Speaking of animals and their rights, PETA needs to pause, take a breath, and compose themselves again before coming up with any more insane ideas such as this. I mean, what kid is going to read this? Kids want the X-Men and Green Lantern, not some holier-than-thou rag about fur production. It's not even a real comic book, it's a leaflet with pictures. Also, it's kind of suggestive in some parts. Choice excerpts below:
But how would you feel if someone took away your kitty or puppy, stomped on their head, and ripped their skin off their bodies?
Umm, I'd feel pretty bad. Luckily, household pets aren't raised for fur production. And they don't show as much emotion as the rabbit in the picture. PETA is taking the personification a little too far there if you ask me.
It would make you feel sad, wouldn't it? Why would anyone be so mean? But there are terrible people who cause our furry friends to die that way every day. And guess what? One of those terrible people is your mommy. Your mommy kills animals! I bet you didn't know that.
Wow. Kind of reminds me of that Decemberists song "A Cautionary Song" which is one bit 'yo momma' joke about a mother who goes and has sex with all the sailors when her children are asleep. Whoa aside, let's get back to some quotes.
They never get to play or swim or have fun. All they can do is cry, —just so your greedy mommy can have that fur coat to show off in when she walks the streets.
Whoa, okay. Now they are insinuating that the readers mother is a street walker. Though I don't think kids reading this would really get that, I don't think kids would want to read this in the first place so that's kind of irrelevant I suppose. Still, calling my mother a whore isn't going to make me stop wearing fur (although I don't currently wear fur, I wouldn't mind a huge chinchilla coat a-la Hova).
Mommy foxes do this because they want to get back to their babies to feed them, but they usually die anyway and their babies slowly starve to death, scared and all alone. Trapped animals who don'’t escape from the traps get stomped to death by the nasty men. Ask your mommy how many dead animals she killed to make her fur clothes. Then tell her that you know she paid men to hurt and kill the animals. Everyone knows. And the sooner she stops wearing fur, the sooner the animals will be safe. Until then, keep your doggie or kitty friends away from mommy, —she'’s an animal killer!
HA HA HA HA. Sorry, I'm sick. Actually, I'm not sorry about it. Seriously, if PETA wants people to take them seriously, they need to not put shit like this out there. Going out on a limb, I think that women who wear fur probably don't kill the animals themselves. More than likely, women who wear a lot of fur have a very expensive little dog that they pamper to death. Yes yes I know it's supposed to mean that these sorts of women fuel an industry of torture and yada yada, but suck me.

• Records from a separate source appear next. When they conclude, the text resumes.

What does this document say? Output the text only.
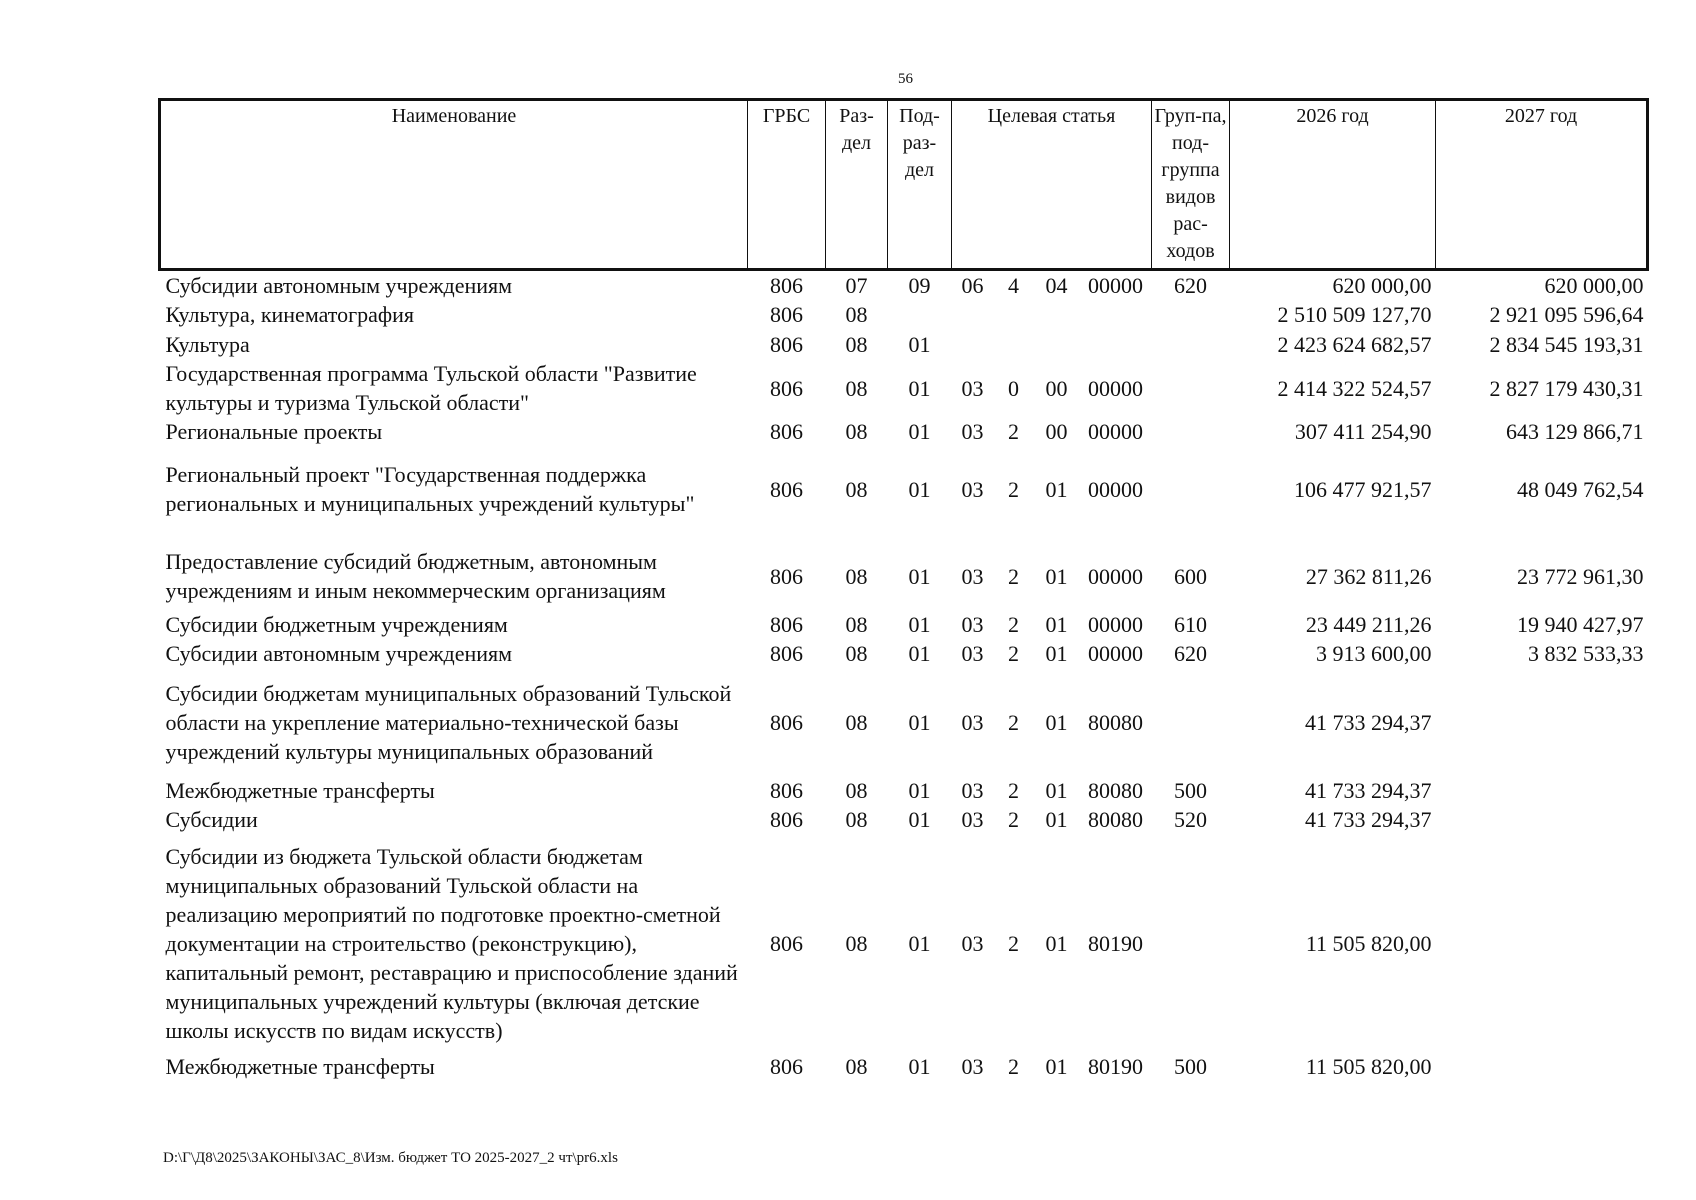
56
Наименование	ГРБС	Раз-дел	Под-раз-дел	Целевая статья				Груп-па, под-группа видов рас-ходов	2026 год	2027 год
Субсидии автономным учреждениям	806	07	09	06	4	04	00000	620	620 000,00	620 000,00
Культура, кинематография	806	08							2 510 509 127,70	2 921 095 596,64
Культура	806	08	01						2 423 624 682,57	2 834 545 193,31
Государственная программа Тульской области "Развитие культуры и туризма Тульской области"	806	08	01	03	0	00	00000		2 414 322 524,57	2 827 179 430,31
Региональные проекты	806	08	01	03	2	00	00000		307 411 254,90	643 129 866,71
Региональный проект "Государственная поддержка региональных и муниципальных учреждений культуры"	806	08	01	03	2	01	00000		106 477 921,57	48 049 762,54
Предоставление субсидий бюджетным, автономным учреждениям и иным некоммерческим организациям	806	08	01	03	2	01	00000	600	27 362 811,26	23 772 961,30
Субсидии бюджетным учреждениям	806	08	01	03	2	01	00000	610	23 449 211,26	19 940 427,97
Субсидии автономным учреждениям	806	08	01	03	2	01	00000	620	3 913 600,00	3 832 533,33
Субсидии бюджетам муниципальных образований Тульской области на укрепление материально-технической базы учреждений культуры муниципальных образований	806	08	01	03	2	01	80080		41 733 294,37	
Межбюджетные трансферты	806	08	01	03	2	01	80080	500	41 733 294,37	
Субсидии	806	08	01	03	2	01	80080	520	41 733 294,37	
Субсидии из бюджета Тульской области бюджетам муниципальных образований Тульской области на реализацию мероприятий по подготовке проектно-сметной документации на строительство (реконструкцию), капитальный ремонт, реставрацию и приспособление зданий муниципальных учреждений культуры (включая детские школы искусств по видам искусств)	806	08	01	03	2	01	80190		11 505 820,00	
Межбюджетные трансферты	806	08	01	03	2	01	80190	500	11 505 820,00	
D:\Г\Д8\2025\ЗАКОНЫ\ЗАС_8\Изм. бюджет ТО 2025-2027_2 чт\pr6.xls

One other note. Reading the USA Today this morning, I was looking at a stat box (obvious filler), and at the bottom it said "Statistics compiled from USA Today Archives and Wikipedia.org" Good to know that a major news publication (albeit a poorly put together/researched/layed out/etc. one) uses the same sources as lazy college students researching at the last minute.


Anonymous Anonymous said...

PETA may do some weird shit, but the fact is that their tactics get them press. That's a PR win if I ever saw one. They are one of the few groups that you can see on a nightly news broadcast for throwing a pie in someone famous's face for wearing fur on the street. They go into malls and hand out brochures and comics - it might alienate a lot of folks, but people still know what PETA is and what they stand for, which is, you know, the point.

As for Wikipedia, I was reading an article recently that said the use of the online site has increased 7-fold in the past 6 months, and other sites like it are popping up. Expect for this source to become more widely used as they make more $$ and become reputable through popularity.